Takemitsu’s mature creations number among the most beautiful compositions of recent decades. They earned him numerous international commissions, honorary degrees, and awards, including The Glenn Gould Prize in 1996. Those who knew him praised his warm, generous spirit and keen intelligence.
The dramatic expressionist influence of Schoenberg can be heard in his early works. It was replaced as a major influence by the delicate impressionist tints of Debussy. Traditional Japanese music also impacted his style. He composed in most major genres: orchestral works, ballets, incidental music for theatre, films and television, concertante, chamber, solo and vocal pieces. He had a marvelous flair for evocative titles: A Flock Descends into the Pentagonal Garden; I Hear the Water Dreaming; Spirit Garden; How Slow the Wind, and many more.

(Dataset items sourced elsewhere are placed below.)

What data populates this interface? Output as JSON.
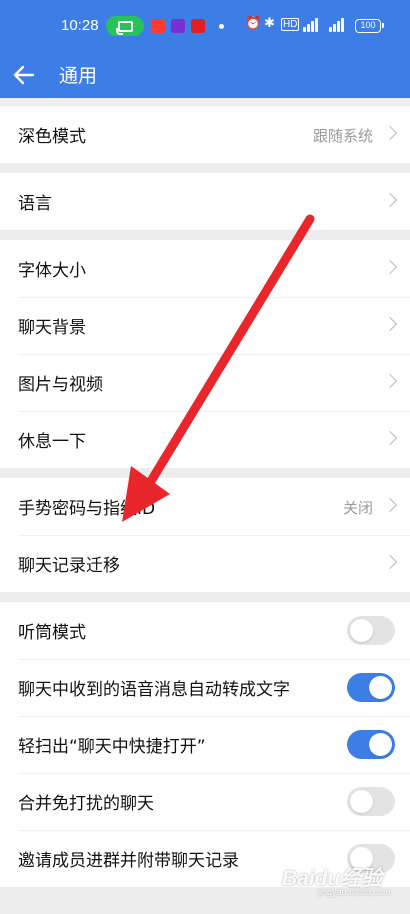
{
  "status_bar": {
    "time": "10:28",
    "battery": "100",
    "icons": [
      "screen-cast-icon",
      "app-notification-icon",
      "app-notification-icon",
      "app-notification-icon",
      "alarm-icon",
      "bluetooth-icon",
      "hd-icon",
      "signal-icon",
      "signal-icon",
      "battery-icon"
    ]
  },
  "header": {
    "title": "通用",
    "back_icon": "back-arrow-icon"
  },
  "groups": [
    {
      "rows": [
        {
          "label": "深色模式",
          "value": "跟随系统",
          "type": "link"
        }
      ]
    },
    {
      "rows": [
        {
          "label": "语言",
          "type": "link"
        }
      ]
    },
    {
      "rows": [
        {
          "label": "字体大小",
          "type": "link"
        },
        {
          "label": "聊天背景",
          "type": "link"
        },
        {
          "label": "图片与视频",
          "type": "link"
        },
        {
          "label": "休息一下",
          "type": "link"
        }
      ]
    },
    {
      "rows": [
        {
          "label": "手势密码与指纹ID",
          "value": "关闭",
          "type": "link"
        },
        {
          "label": "聊天记录迁移",
          "type": "link"
        }
      ]
    },
    {
      "rows": [
        {
          "label": "听筒模式",
          "type": "toggle",
          "on": false
        },
        {
          "label": "聊天中收到的语音消息自动转成文字",
          "type": "toggle",
          "on": true
        },
        {
          "label": "轻扫出“聊天中快捷打开”",
          "type": "toggle",
          "on": true
        },
        {
          "label": "合并免打扰的聊天",
          "type": "toggle",
          "on": false
        },
        {
          "label": "邀请成员进群并附带聊天记录",
          "type": "toggle",
          "on": false
        }
      ]
    }
  ],
  "annotation": {
    "color": "#e8262c",
    "icon": "red-arrow-annotation"
  },
  "watermark": {
    "text": "Baidu经验",
    "sub": "jingyan.baidu.com"
  },
  "colors": {
    "accent": "#3d7ee6",
    "background": "#ededed"
  }
}
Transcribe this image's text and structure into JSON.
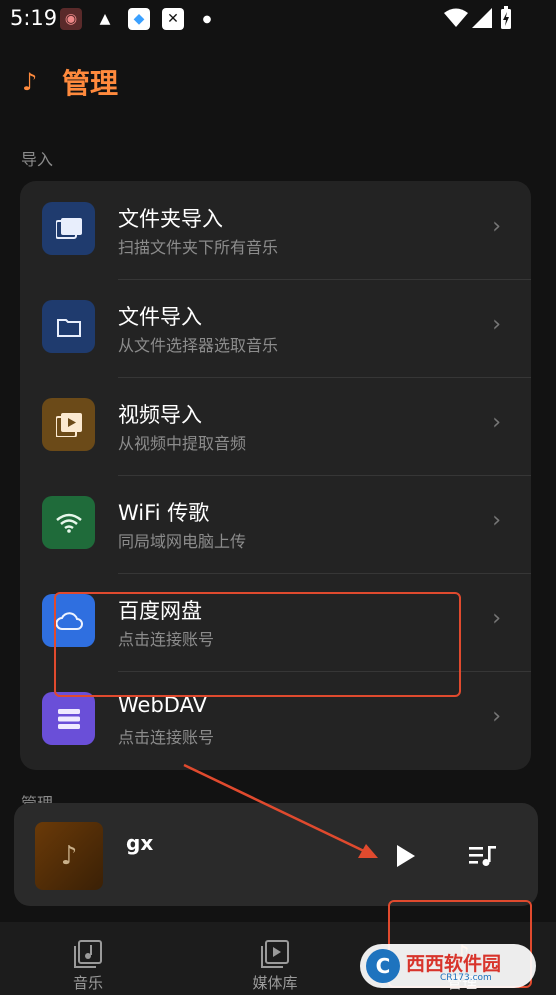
{
  "status_bar": {
    "time": "5:19",
    "icons": [
      "app-icon",
      "warning-icon",
      "app-icon",
      "close-box-icon",
      "dot-icon",
      "wifi-icon",
      "signal-icon",
      "battery-charging-icon"
    ]
  },
  "header": {
    "title": "管理",
    "icon": "music-note-icon",
    "accent": "#ff8a3d"
  },
  "sections": {
    "import_label": "导入",
    "manage_label": "管理"
  },
  "import_items": [
    {
      "title": "文件夹导入",
      "subtitle": "扫描文件夹下所有音乐",
      "icon": "folders-icon",
      "color": "#1f3b6e"
    },
    {
      "title": "文件导入",
      "subtitle": "从文件选择器选取音乐",
      "icon": "folder-icon",
      "color": "#1f3b6e"
    },
    {
      "title": "视频导入",
      "subtitle": "从视频中提取音频",
      "icon": "video-library-icon",
      "color": "#6b4a18"
    },
    {
      "title": "WiFi 传歌",
      "subtitle": "同局域网电脑上传",
      "icon": "wifi-icon",
      "color": "#1f6b3a"
    },
    {
      "title": "百度网盘",
      "subtitle": "点击连接账号",
      "icon": "cloud-icon",
      "color": "#2f6fe0"
    },
    {
      "title": "WebDAV",
      "subtitle": "点击连接账号",
      "icon": "storage-icon",
      "color": "#6a4fd8"
    }
  ],
  "player": {
    "song": "gx",
    "play_icon": "play-icon",
    "queue_icon": "queue-music-icon"
  },
  "bottom_nav": [
    {
      "label": "音乐",
      "icon": "music-library-icon"
    },
    {
      "label": "媒体库",
      "icon": "video-library-icon"
    },
    {
      "label": "管理",
      "icon": "manage-icon"
    }
  ],
  "watermark": {
    "brand": "西西软件园",
    "site": "CR173.com"
  }
}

In 1966, he composed his first concert work for traditional Japanese instruments: Eclipse for biwa and shakuhachi. The following year, he was commissioned by the New York Philharmonic to write a piece for its one-hundred-and-twenty-fifth anniversary. He turned to the same two instruments and produced a sort of double concerto: November Steps.

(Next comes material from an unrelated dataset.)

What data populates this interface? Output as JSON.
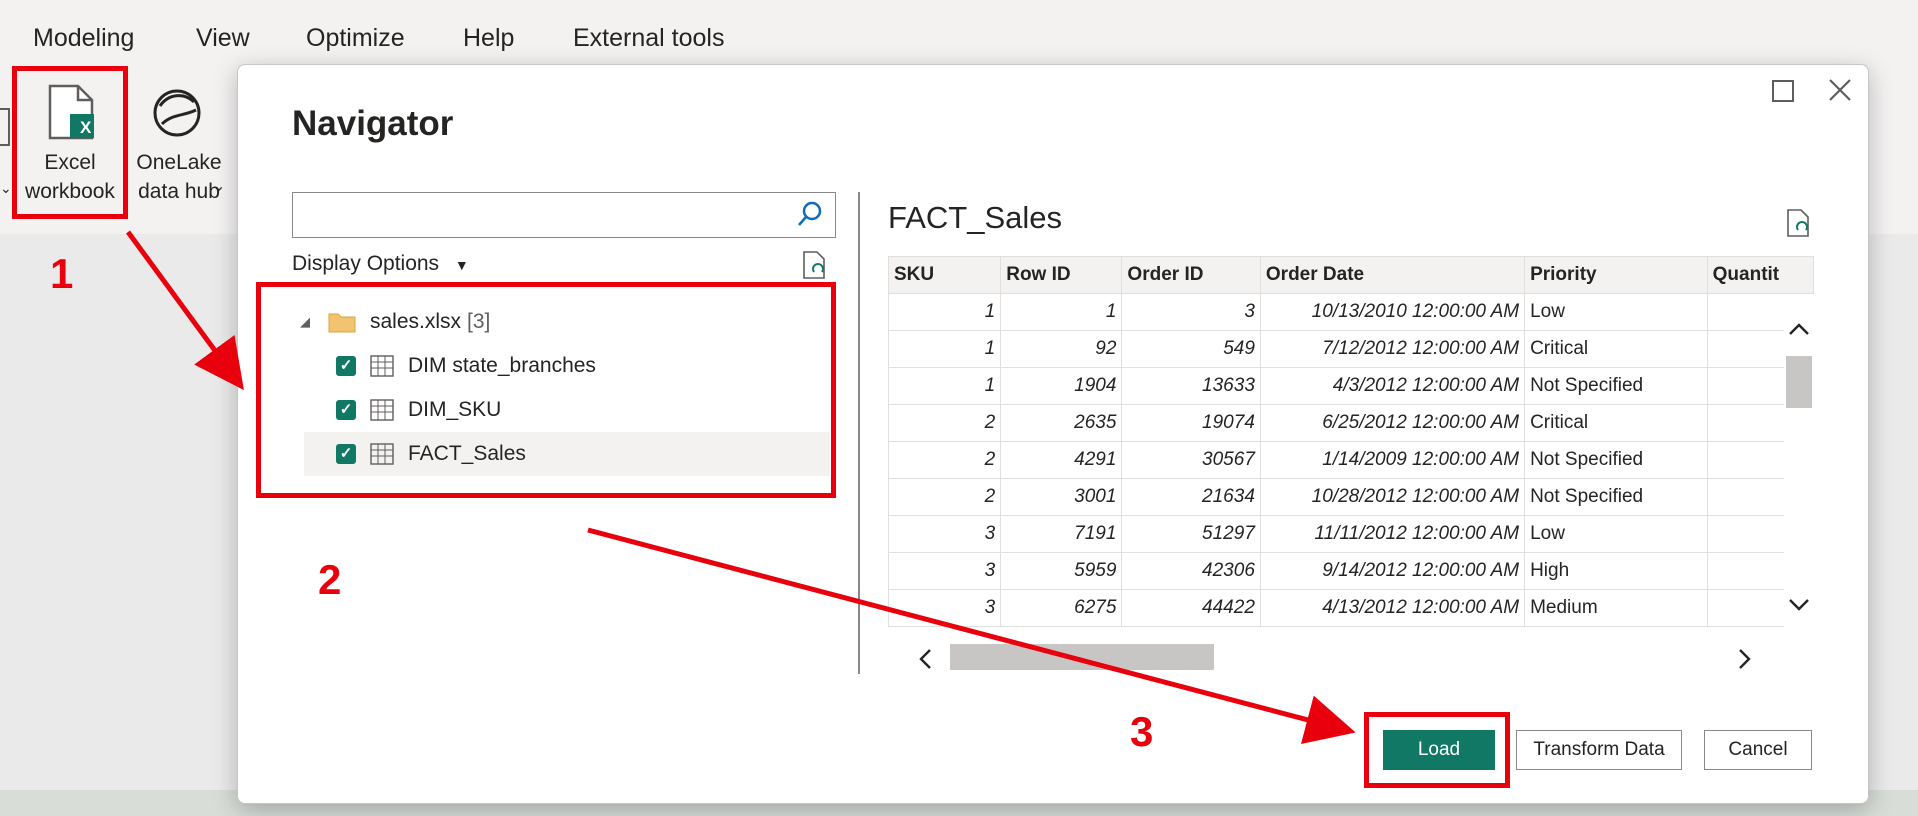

During the same period, he composed another commissioned work, this one for NHK, Japan’s national broadcasting system. He called it Green (November Steps II). He stated that during the composition of Green, he steeped himself “in the sound-colour world of the orchestral music of Claude Debussy.” He took the scores of Debussy’s Prelude to the Afternoon of a Faun, and Jeux, to the mountain villa where he composed November Steps and Green.
He stated that Green was best heard in a contemplative frame of mind. “To begin with, you must listen with perfect concentration and open your ears wide for what you are hearing. Very soon you will comprehend the intentions of the sounds themselves.” This is an exotic, piquantly scored piece, mostly quiet yet alive with activity and dotted with louder outbursts of dazzling colour.